Comparison of operation accuracy of translation system
By using different systems to translate the three test samples, it is concluded that the bleu index value of the designed system is larger and the translation speed is faster, the translation accuracy of the proposed English translation research method is 25.33% higher than that of the English translation research method. The designed system solves the lag and error problems of the current translation system and improves the interaction between users. In this paper, two different methods of English translation research are used to analyze the changes in translation accuracy in the simulated environment. The test results are shown in Table 3.
Through the arithmetic mean value processing of the proposed English translation research method and the conventional English translation research method, it is concluded that the translation accuracy of the proposed English translation research method is higher than that of the English translation research method. During the experiment, two different English translation research methods was also used to analyze the change of translation response time in the simulated environment. The comparison curve of test results is shown in Fig. 7.
Comparison of response time of translation system.
Compared with the traditional translation system, in the same environment, the corresponding speed of the proposed system is significantly faster, and the amount of translation information processing is also significantly increased. The translation response time of the designed system not more than 50 s. Therefore, it is proved that the gray clustering evaluation based English communication language computer-aided translation system is feasible. The language computer aided translation system has high effectiveness in practical application and fully meets the research requirements.

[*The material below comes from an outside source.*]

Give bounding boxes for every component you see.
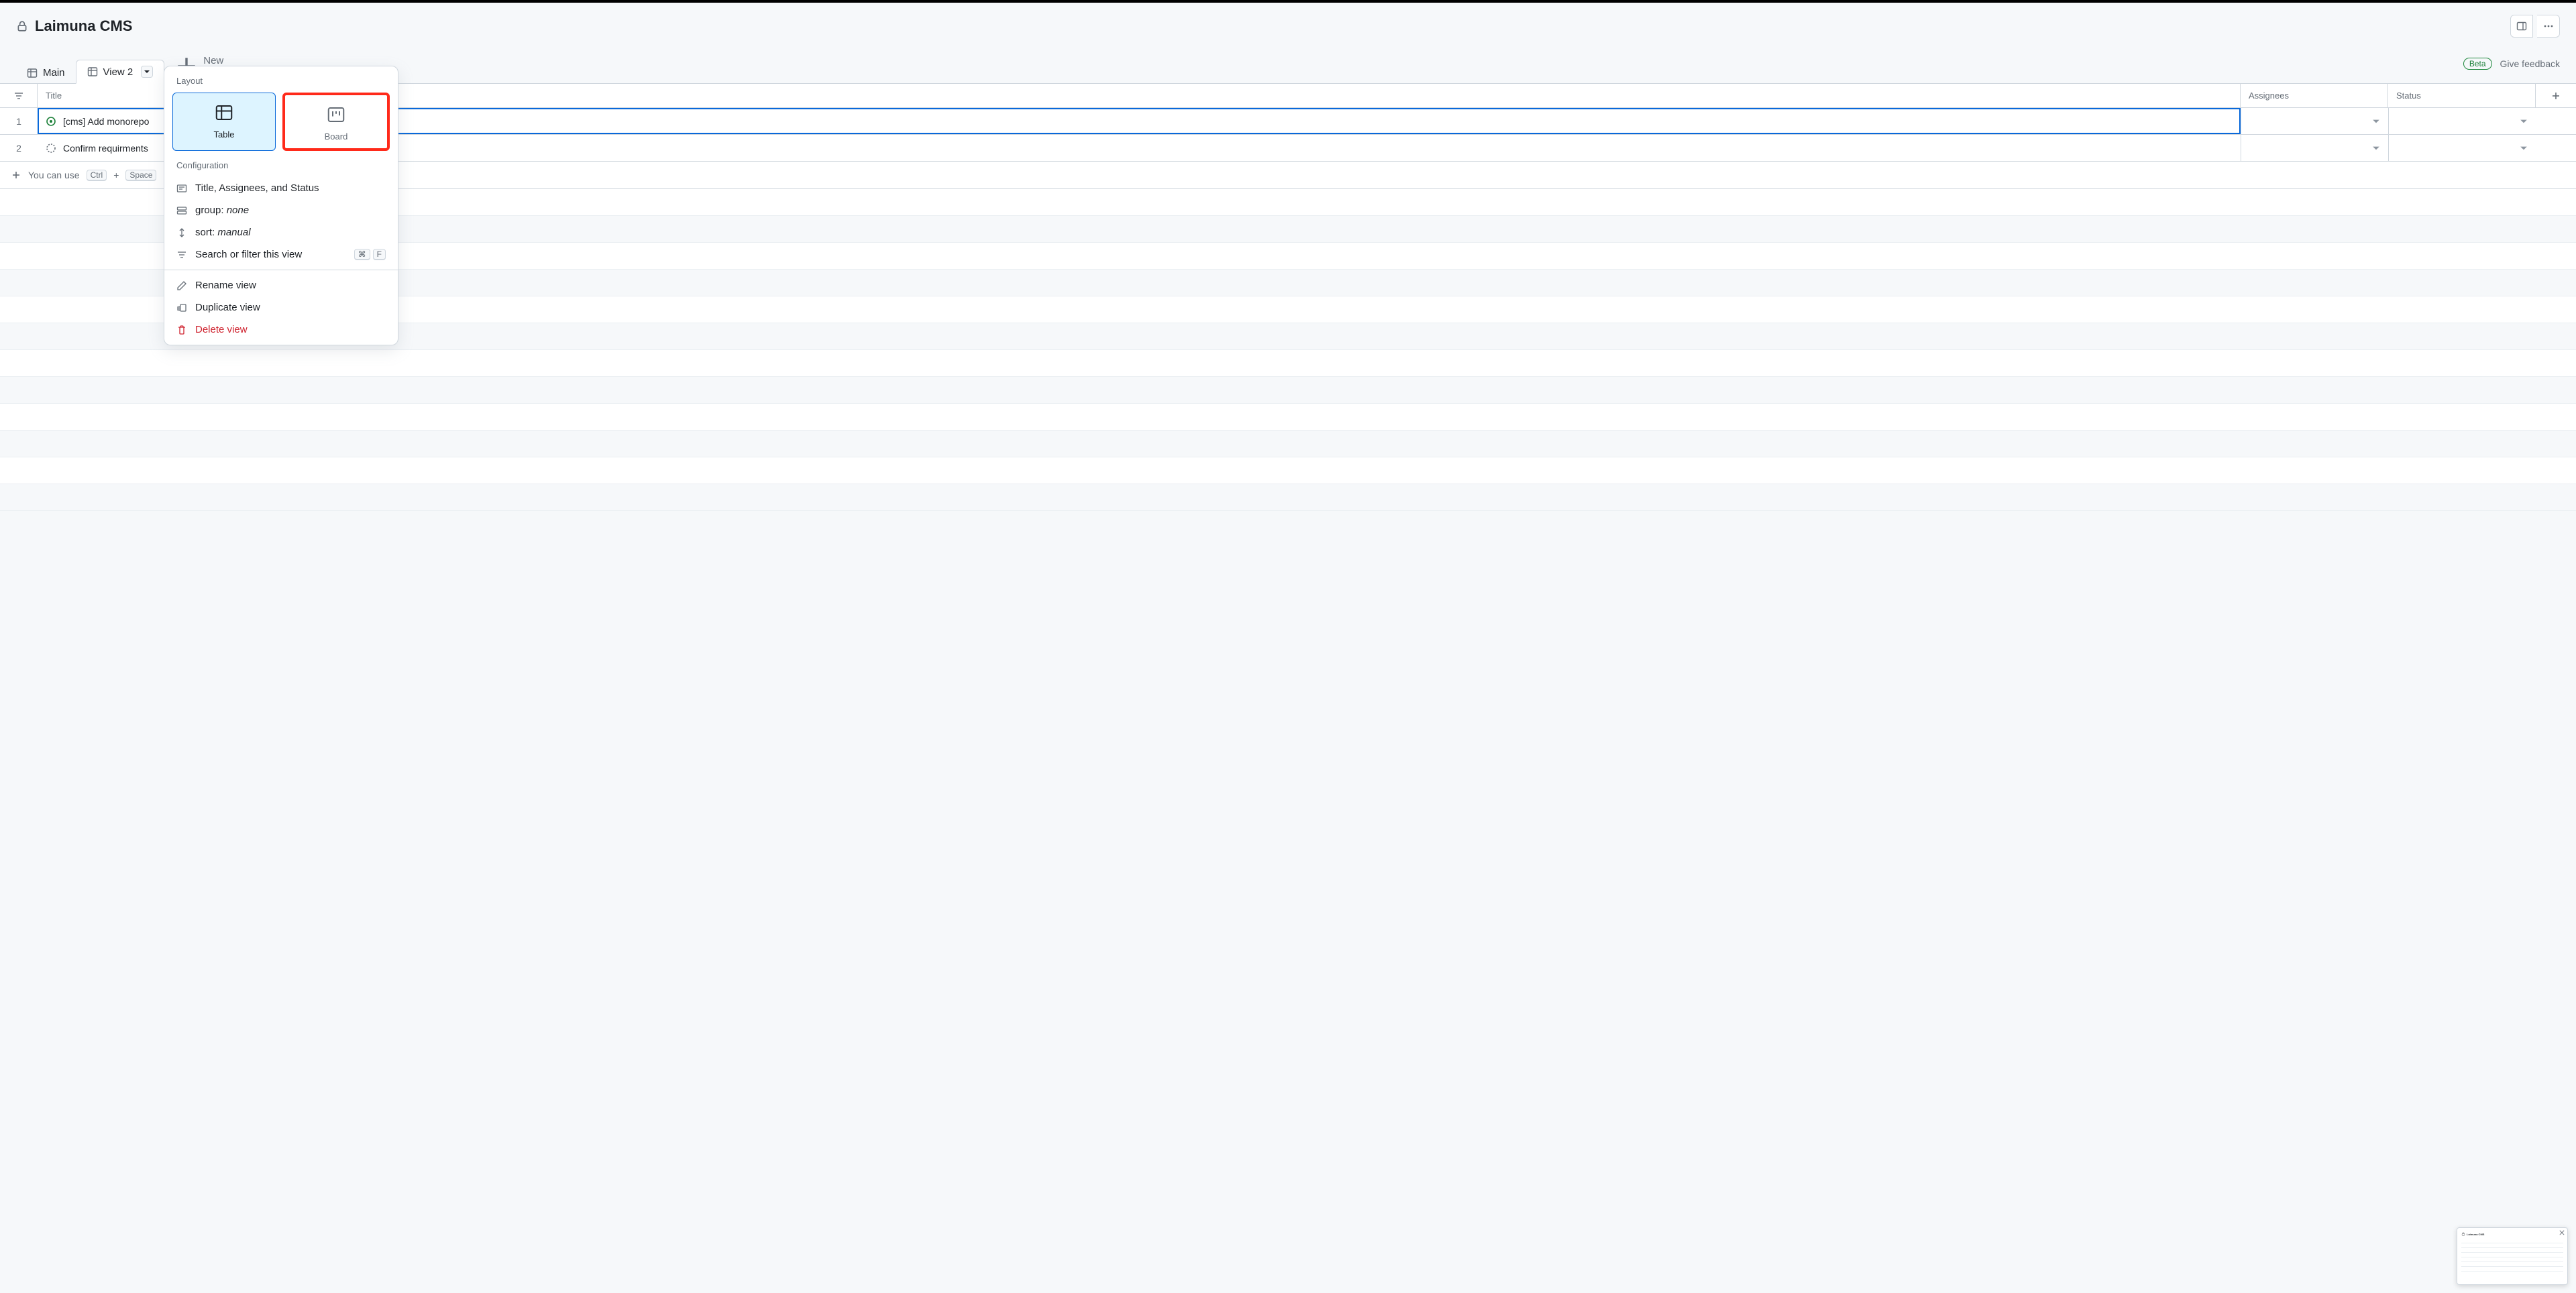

The traditional language translation system is mainly based on the lexical structure analysis method for deduction, which has the problem of poor standardization of translation results, which leads to the inherent defects of this translation method. Based on this, this paper designs the computer-aided translation system of English communication language based on grey clustering evaluation, explains the principle of grey clustering evaluation in detail, and proves it through experiments. Compared with the traditional translation method based on lexical structure analysis, this method has many advantages.
In the future research, we should focus on the proportion of the total number of verbs in the total number of verbs and adjectives in the process of English translation, so as to make the translation results more targeted.